'Blurred Lines' is the sixth studio album from R&B singer/songwriter Robin Thicke.
In his previous offerings, Robin has leaned towards his well established soulful charm which oozes suaveness and sex-appeal and he has done so without causing too much of a storm, tending to be better known for his more collaborative expertise. That all changed with the title single/video 'Blurred Lines'; causing controversy in the media, introducing men to Emily Ratajkowski and introducing women to the prior concealed arrogant swagger of Robin Thicke.
Success at last? By record sales, maybe, but potentially (as is often the case) at the expense of originality and musical intrigue.

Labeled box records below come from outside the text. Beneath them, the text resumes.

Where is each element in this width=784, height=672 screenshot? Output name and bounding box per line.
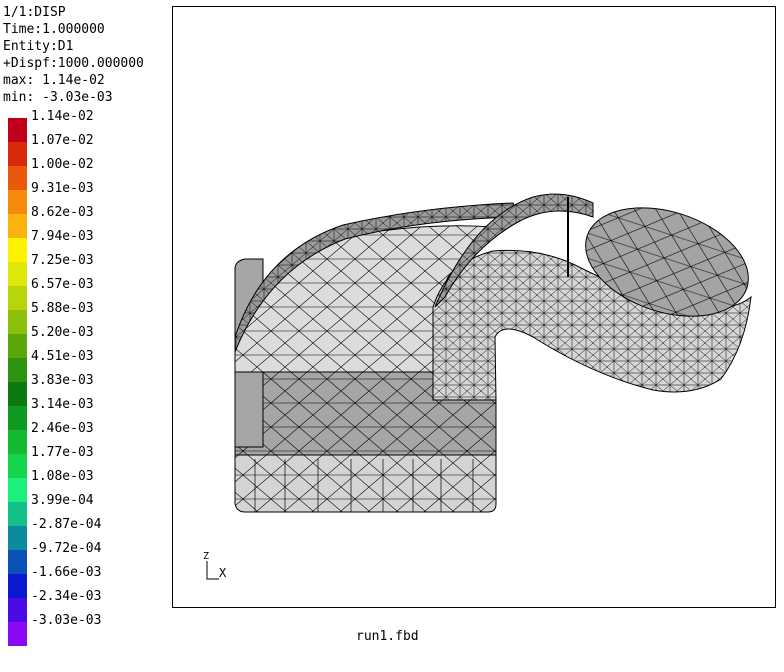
- model-viewport[interactable]: Z X: [172, 6, 776, 608]
- entity-label: Entity:D1: [3, 39, 74, 54]
- result-info-panel: 1/1:DISP Time:1.000000 Entity:D1 +Dispf:100…: [3, 4, 144, 106]
- legend-label: 1.08e-03: [31, 469, 94, 484]
- legend-swatch: [8, 262, 27, 286]
- legend-swatch: [8, 430, 27, 454]
- dispf-label: +Dispf:1000.000000: [3, 56, 144, 71]
- top-face: [234, 202, 519, 373]
- legend-label: -9.72e-04: [31, 541, 102, 556]
- legend-swatch: [8, 550, 27, 574]
- legend-label: 3.83e-03: [31, 373, 94, 388]
- legend-swatch: [8, 382, 27, 406]
- legend-label: 1.00e-02: [31, 157, 94, 172]
- legend-label: 7.25e-03: [31, 253, 94, 268]
- axis-triad: Z X: [201, 551, 231, 581]
- max-label: max: 1.14e-02: [3, 73, 105, 88]
- legend-label: 1.07e-02: [31, 133, 94, 148]
- legend-swatch: [8, 334, 27, 358]
- legend-swatch: [8, 622, 27, 646]
- legend-swatch: [8, 166, 27, 190]
- legend-swatch: [8, 574, 27, 598]
- legend-swatch: [8, 286, 27, 310]
- legend-label: 3.99e-04: [31, 493, 94, 508]
- time-label: Time:1.000000: [3, 22, 105, 37]
- legend-label: -1.66e-03: [31, 565, 102, 580]
- legend-swatch: [8, 214, 27, 238]
- file-name-label: run1.fbd: [356, 629, 419, 644]
- legend-label: 1.77e-03: [31, 445, 94, 460]
- z-axis-label: Z: [203, 551, 210, 562]
- legend-swatch: [8, 118, 27, 142]
- view-label: 1/1:DISP: [3, 5, 66, 20]
- legend-label: 1.14e-02: [31, 109, 94, 124]
- min-label: min: -3.03e-03: [3, 90, 113, 105]
- legend-swatch: [8, 358, 27, 382]
- legend-swatch: [8, 310, 27, 334]
- legend-swatch: [8, 454, 27, 478]
- legend-swatch: [8, 238, 27, 262]
- legend-swatch: [8, 598, 27, 622]
- axis-triad-icon: [206, 561, 219, 580]
- x-axis-label: X: [219, 566, 227, 580]
- legend-label: 7.94e-03: [31, 229, 94, 244]
- legend-label: -2.87e-04: [31, 517, 102, 532]
- legend-label: 3.14e-03: [31, 397, 94, 412]
- legend-label: 2.46e-03: [31, 421, 94, 436]
- legend-label: 5.20e-03: [31, 325, 94, 340]
- fe-mesh-model[interactable]: [173, 7, 775, 607]
- legend-label: 4.51e-03: [31, 349, 94, 364]
- legend-swatch: [8, 526, 27, 550]
- hook-arm: [432, 193, 752, 401]
- legend-label: -3.03e-03: [31, 613, 102, 628]
- legend-swatch: [8, 142, 27, 166]
- legend-label: -2.34e-03: [31, 589, 102, 604]
- legend-swatch: [8, 406, 27, 430]
- legend-label: 8.62e-03: [31, 205, 94, 220]
- legend-swatch: [8, 190, 27, 214]
- legend-swatch: [8, 502, 27, 526]
- legend-swatch: [8, 478, 27, 502]
- legend-label: 9.31e-03: [31, 181, 94, 196]
- legend-label: 6.57e-03: [31, 277, 94, 292]
- base-block: [234, 258, 497, 513]
- legend-label: 5.88e-03: [31, 301, 94, 316]
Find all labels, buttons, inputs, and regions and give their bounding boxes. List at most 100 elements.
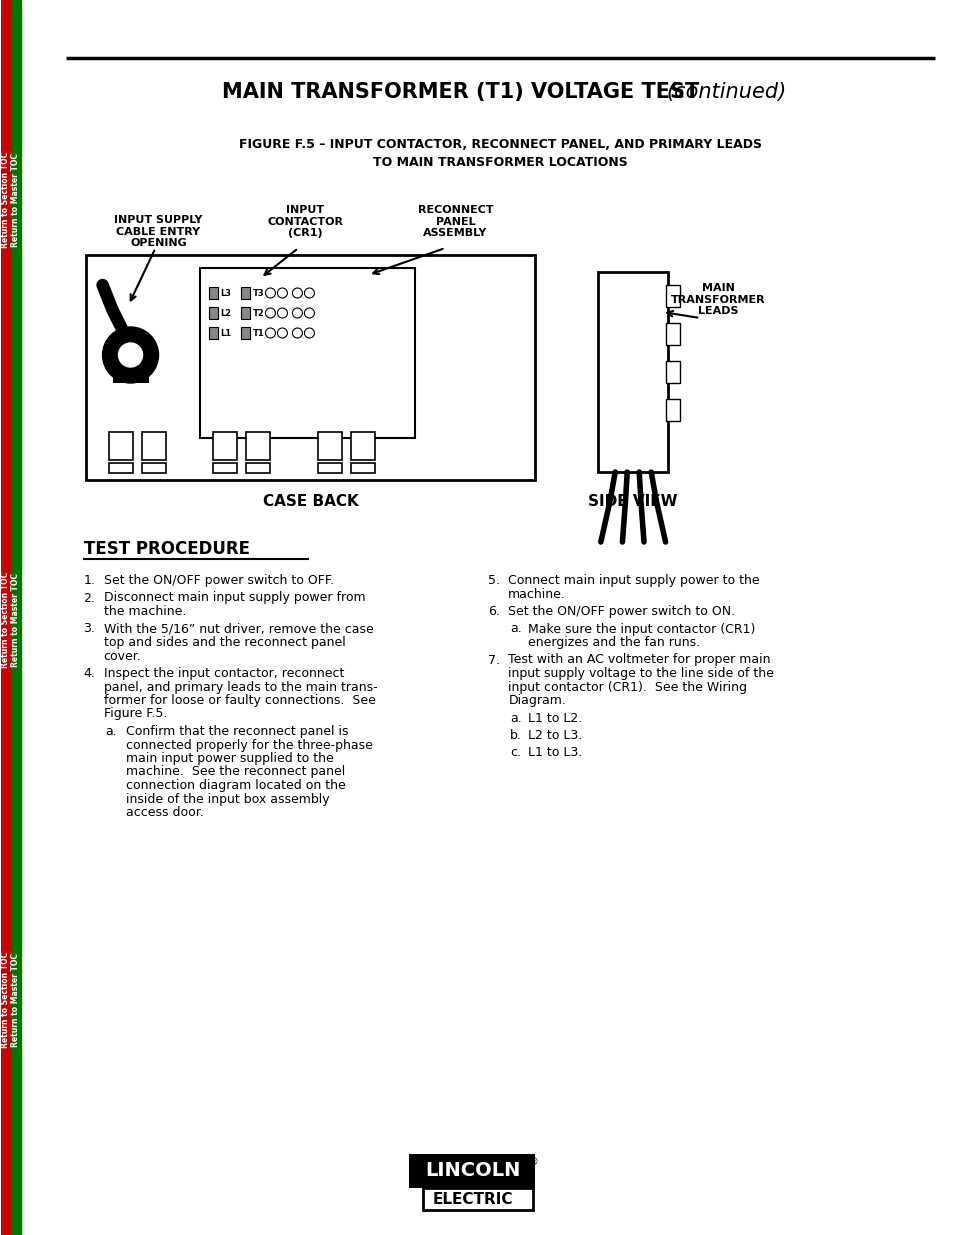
Bar xyxy=(318,432,342,459)
Text: Return to Section TOC: Return to Section TOC xyxy=(1,952,10,1049)
Text: Disconnect main input supply power from: Disconnect main input supply power from xyxy=(104,592,365,604)
Circle shape xyxy=(304,329,314,338)
Text: Make sure the input contactor (CR1): Make sure the input contactor (CR1) xyxy=(528,622,755,636)
Bar xyxy=(241,308,251,319)
Text: T1: T1 xyxy=(253,330,264,338)
Text: Inspect the input contactor, reconnect: Inspect the input contactor, reconnect xyxy=(104,667,344,680)
Bar xyxy=(1,0,10,1235)
Bar xyxy=(213,463,237,473)
Bar xyxy=(665,324,679,345)
Text: L1: L1 xyxy=(220,330,232,338)
Text: machine.  See the reconnect panel: machine. See the reconnect panel xyxy=(126,766,344,778)
Bar xyxy=(112,366,149,383)
Bar xyxy=(241,327,251,338)
Text: connected properly for the three-phase: connected properly for the three-phase xyxy=(126,739,372,752)
Text: LINCOLN: LINCOLN xyxy=(425,1161,520,1181)
Circle shape xyxy=(265,329,275,338)
Text: TO MAIN TRANSFORMER LOCATIONS: TO MAIN TRANSFORMER LOCATIONS xyxy=(373,156,627,168)
Bar xyxy=(200,268,415,438)
Bar xyxy=(141,463,165,473)
Bar xyxy=(210,308,218,319)
Text: 5.: 5. xyxy=(488,574,499,587)
Bar xyxy=(665,285,679,308)
Circle shape xyxy=(293,308,302,317)
Text: the machine.: the machine. xyxy=(104,605,186,618)
Circle shape xyxy=(103,327,158,383)
Text: Connect main input supply power to the: Connect main input supply power to the xyxy=(508,574,760,587)
Text: MAIN TRANSFORMER (T1) VOLTAGE TEST: MAIN TRANSFORMER (T1) VOLTAGE TEST xyxy=(221,82,699,103)
Text: input supply voltage to the line side of the: input supply voltage to the line side of… xyxy=(508,667,773,680)
Text: FIGURE F.5 – INPUT CONTACTOR, RECONNECT PANEL, AND PRIMARY LEADS: FIGURE F.5 – INPUT CONTACTOR, RECONNECT … xyxy=(238,138,761,152)
Bar xyxy=(109,432,132,459)
Text: Confirm that the reconnect panel is: Confirm that the reconnect panel is xyxy=(126,725,348,739)
Bar xyxy=(213,432,237,459)
Text: inside of the input box assembly: inside of the input box assembly xyxy=(126,793,329,805)
Text: machine.: machine. xyxy=(508,588,565,600)
Circle shape xyxy=(293,288,302,298)
Text: Set the ON/OFF power switch to OFF.: Set the ON/OFF power switch to OFF. xyxy=(104,574,334,587)
Text: RECONNECT
PANEL
ASSEMBLY: RECONNECT PANEL ASSEMBLY xyxy=(417,205,493,238)
Circle shape xyxy=(265,308,275,317)
Circle shape xyxy=(277,329,287,338)
Text: a.: a. xyxy=(510,711,521,725)
Circle shape xyxy=(293,329,302,338)
Text: a.: a. xyxy=(106,725,117,739)
Bar xyxy=(409,1153,535,1188)
Text: panel, and primary leads to the main trans-: panel, and primary leads to the main tra… xyxy=(104,680,376,694)
Text: Return to Master TOC: Return to Master TOC xyxy=(11,573,20,667)
Text: 2.: 2. xyxy=(84,592,95,604)
Text: Set the ON/OFF power switch to ON.: Set the ON/OFF power switch to ON. xyxy=(508,605,735,618)
Text: L1 to L3.: L1 to L3. xyxy=(528,746,582,760)
Text: Diagram.: Diagram. xyxy=(508,694,565,706)
Bar xyxy=(210,287,218,299)
Text: connection diagram located on the: connection diagram located on the xyxy=(126,779,345,792)
Text: cover.: cover. xyxy=(104,650,141,662)
Circle shape xyxy=(304,308,314,317)
Circle shape xyxy=(304,288,314,298)
Bar xyxy=(246,463,270,473)
Text: Return to Section TOC: Return to Section TOC xyxy=(1,572,10,668)
Text: main input power supplied to the: main input power supplied to the xyxy=(126,752,333,764)
Text: c.: c. xyxy=(510,746,520,760)
Text: Return to Section TOC: Return to Section TOC xyxy=(1,152,10,248)
Bar xyxy=(665,361,679,383)
Text: ®: ® xyxy=(528,1157,537,1167)
Text: L1 to L2.: L1 to L2. xyxy=(528,711,582,725)
Text: L3: L3 xyxy=(220,289,232,299)
Circle shape xyxy=(277,308,287,317)
Text: a.: a. xyxy=(510,622,521,636)
Text: energizes and the fan runs.: energizes and the fan runs. xyxy=(528,636,700,650)
Bar xyxy=(351,432,375,459)
Text: 3.: 3. xyxy=(84,622,95,636)
Text: INPUT SUPPLY
CABLE ENTRY
OPENING: INPUT SUPPLY CABLE ENTRY OPENING xyxy=(114,215,203,248)
Bar xyxy=(10,0,21,1235)
Bar xyxy=(423,1188,533,1210)
Text: 4.: 4. xyxy=(84,667,95,680)
Text: L2 to L3.: L2 to L3. xyxy=(528,729,582,742)
Text: Return to Master TOC: Return to Master TOC xyxy=(11,153,20,247)
Text: 1.: 1. xyxy=(84,574,95,587)
Bar xyxy=(109,463,132,473)
Text: Test with an AC voltmeter for proper main: Test with an AC voltmeter for proper mai… xyxy=(508,653,770,667)
Text: Return to Master TOC: Return to Master TOC xyxy=(11,953,20,1047)
Text: (continued): (continued) xyxy=(665,82,785,103)
Circle shape xyxy=(265,288,275,298)
Text: Figure F.5.: Figure F.5. xyxy=(104,708,167,720)
Text: TEST PROCEDURE: TEST PROCEDURE xyxy=(84,540,250,558)
Text: T2: T2 xyxy=(253,310,264,319)
Bar xyxy=(141,432,165,459)
Text: INPUT
CONTACTOR
(CR1): INPUT CONTACTOR (CR1) xyxy=(267,205,343,238)
Bar xyxy=(210,327,218,338)
Text: With the 5/16” nut driver, remove the case: With the 5/16” nut driver, remove the ca… xyxy=(104,622,373,636)
Text: b.: b. xyxy=(510,729,521,742)
Bar xyxy=(351,463,375,473)
Text: SIDE VIEW: SIDE VIEW xyxy=(588,494,678,510)
Text: L2: L2 xyxy=(220,310,232,319)
Text: former for loose or faulty connections.  See: former for loose or faulty connections. … xyxy=(104,694,375,706)
Bar xyxy=(598,272,667,472)
Text: T3: T3 xyxy=(253,289,264,299)
Text: 6.: 6. xyxy=(488,605,499,618)
Bar xyxy=(318,463,342,473)
Text: 7.: 7. xyxy=(488,653,499,667)
Text: MAIN
TRANSFORMER
LEADS: MAIN TRANSFORMER LEADS xyxy=(670,283,764,316)
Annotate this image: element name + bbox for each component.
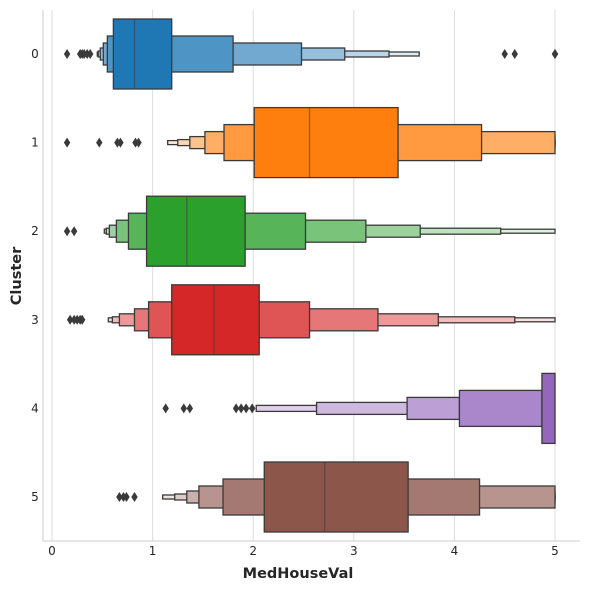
outlier-point xyxy=(186,403,194,414)
outlier-point xyxy=(78,314,86,325)
outlier-point xyxy=(232,403,240,414)
outlier-point xyxy=(116,492,123,502)
boxen-box xyxy=(541,372,556,445)
x-axis-title: MedHouseVal xyxy=(243,566,354,582)
outlier-point xyxy=(87,49,94,59)
outlier-point xyxy=(237,403,245,414)
y-tick-label: 5 xyxy=(31,490,39,504)
grid-lines xyxy=(51,10,556,541)
y-axis-title: Cluster xyxy=(9,246,25,305)
x-tick-label: 5 xyxy=(551,544,559,558)
outlier-point xyxy=(66,314,74,325)
outlier-point xyxy=(117,137,124,148)
outlier-point xyxy=(63,226,71,237)
boxen-cluster-4 xyxy=(162,372,556,445)
outlier-point xyxy=(135,137,142,148)
boxen-cluster-0 xyxy=(63,18,559,90)
boxen-box xyxy=(171,284,260,356)
outlier-point xyxy=(162,403,169,414)
y-tick-label: 2 xyxy=(31,224,39,238)
boxen-cluster-1 xyxy=(63,106,556,179)
outlier-point xyxy=(242,403,250,414)
outlier-point xyxy=(511,49,518,59)
x-tick-label: 2 xyxy=(249,544,257,558)
boxen-box xyxy=(406,396,461,421)
x-tick-label: 4 xyxy=(451,544,459,558)
boxen-cluster-2 xyxy=(63,195,556,267)
y-tick-label: 3 xyxy=(31,313,39,327)
boxen-box xyxy=(112,18,173,90)
outlier-point xyxy=(96,137,103,148)
outlier-point xyxy=(70,226,78,237)
boxen-box xyxy=(315,401,408,416)
outlier-point xyxy=(248,403,256,414)
outlier-point xyxy=(63,137,71,148)
x-tick-label: 0 xyxy=(48,544,56,558)
x-tick-label: 3 xyxy=(350,544,358,558)
y-tick-label: 4 xyxy=(31,401,39,415)
outlier-point xyxy=(551,49,559,59)
boxen-box xyxy=(253,106,399,179)
boxen-box xyxy=(255,404,318,413)
boxen-box xyxy=(263,461,409,533)
outlier-point xyxy=(180,403,187,414)
outlier-point xyxy=(501,49,508,59)
boxen-box xyxy=(145,195,246,267)
outlier-point xyxy=(131,492,138,502)
outlier-point xyxy=(63,49,71,59)
plot-marks xyxy=(63,18,559,533)
boxen-cluster-5 xyxy=(116,461,556,533)
axes xyxy=(42,10,580,542)
x-tick-label: 1 xyxy=(149,544,157,558)
boxen-box xyxy=(458,389,543,428)
outlier-point xyxy=(123,492,130,502)
tick-labels: 0 1 2 3 4 5 0 1 2 3 4 5 xyxy=(31,47,559,558)
boxen-cluster-3 xyxy=(66,284,556,356)
y-tick-label: 1 xyxy=(31,136,39,150)
y-tick-label: 0 xyxy=(31,47,39,61)
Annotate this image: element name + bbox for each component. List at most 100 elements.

Robin's intention in this record (as set out by the single) was to have more fun and as a result pull out some more club-worthy tracks. I'm in no doubt that 'Give it 2 U' (which features the uber-current Kendrick Lamar) will be another huge hit and although it is perhaps soured by Robin's arrogant promise of a "big d*** for you" it stands out as the best track on the record.
However, if you leave out the title track, which I think we have all heard enough of by now, the album comes in at just over half an hour. Does that really suffice? Also it seems the American release (at the end of July) includes three extra tracks.
The more soulful offerings ('Ooo La La' and 'Get In My Way') are more upbeat than sexed-up, which is more in-keeping with the record's premise and suit the impending summertime fairly well. They do however lack an originality and freshness that leaves them all too forgettable; much to the contrary of his previous more romantic bossa-nova affairs.
In fact I think keen followers of his previous work will be deeply disappointed; and if you are new to Robin Thicke, don't let this album put you off his excellent older albums. It's clear that Robin Thicke's undeniable talent lies in true R&B and Soul. This is not one of those records. And whilst we should not expect a continuation of theme in any artist, I'm not sure if this is a fitting departure.
Whilst this is clearly not a classic, there are still two or three fairly catchy records that should last the summertime (just about). But beyond this year I don't expect this album to be re-played like one may be compelled to with his other albums.
Listen to: 'Give it 2 U', 'Feel Good', 'Top Of The World'
I am a bit disappointed with this album, maybe it was rushed or maybe Robin was trying to keep up with the kids, but this album is no where near the same calibre as his past ones. He has got a different sound and vibe with this album, but the only good song that I can listen to on repeat, apart from Blurred Lines (even though this song was a bit over played and overrated), is Feel Good (which isn't at all like the usual Mr Robin Thicke - its quite clubby & dancey, but smooth & really catchy), the rest is either forgettable, a bit annoying or sounds like something you've heard from someone else before. Robin is so talented vocally & lyrically, but some of the songs lyrics on this album are so basic & more cheesy than a block of mature cheddar, & sound like a 7 year old wrote them. I don't know if Robin is running out of ideas or something, but this album sounds like random B-Sides and there is a very blurred line of quality here. I have only given him 2 stars because I usually like his music & think he is great, and I was looking forward to this album, (even though its only a year since his last one - which could be the reason this one sounds rushed), but I also gave him 2 stars because the overall production of the CD is ok. However I think this album will fade into the blurred line of forgettable very quickly, hopefully he will do better next time!
"Blurred Lines" by Robin Thicke (deluxe edition) combines the elements of R&B music with dance beats in a cunning manner. Thicke's previous music offering "Love After War" showcased the theme of romance in a vulnerable and serious way. In contrast, "Blurred Lines" explores love and relationships in a playful, light-hearted style. "Blurred Lines", "Give It 2 U" (feat. Kendrick Lamar), "Feel Good", "Get In My Way", and "Put Your Lovin On Me" are some of the multiple pleasing songs that symbolize living a favorable existence in life. I enjoyed the club inspired hits in "Blurred Lines", but also enjoy the moments where he pours his romantic side out such as in "The Rest Of My Life." I read somewhere online that Paula Patton encouraged his creative expression for the music video in "Blurred Lines." Obviously, she is helping him feel safe to artistically express himself. May they have many more close, loving, and inspired years together. "Blurred Lines" by Robin Thicke is great for those who have enjoyed any of his previous works and/or like music mashups of eurodance with R&B.
I bought the CD from a service station on a long journey - neither a big fan nor caught up in the controversy or hype, just a music lover. I've listened to it a good few times in the car on long journeys and now at home. I'd like to think I'm taking an objective view when I say this album is really good. Varied, no fillers, high quality, sexy songs, romantic songs all produced with care. Make me dance and move, groove and smile. All the things good music should do. Really difficult to pick favourites probably 'take it easy on me' and 'feel good' for dance/movement potential - and 'feel good' to ... feel good. Influences and references dripping all over the music like syrup over solid tunes and melodies.
So far few of the singles have lived up to the hype of the first single Blurred Lines. Having said that it is a good listen and I have a sneakt suspicion a lot of the songs will be growers. It reminds me a lot of Justin Timberlake in a good way.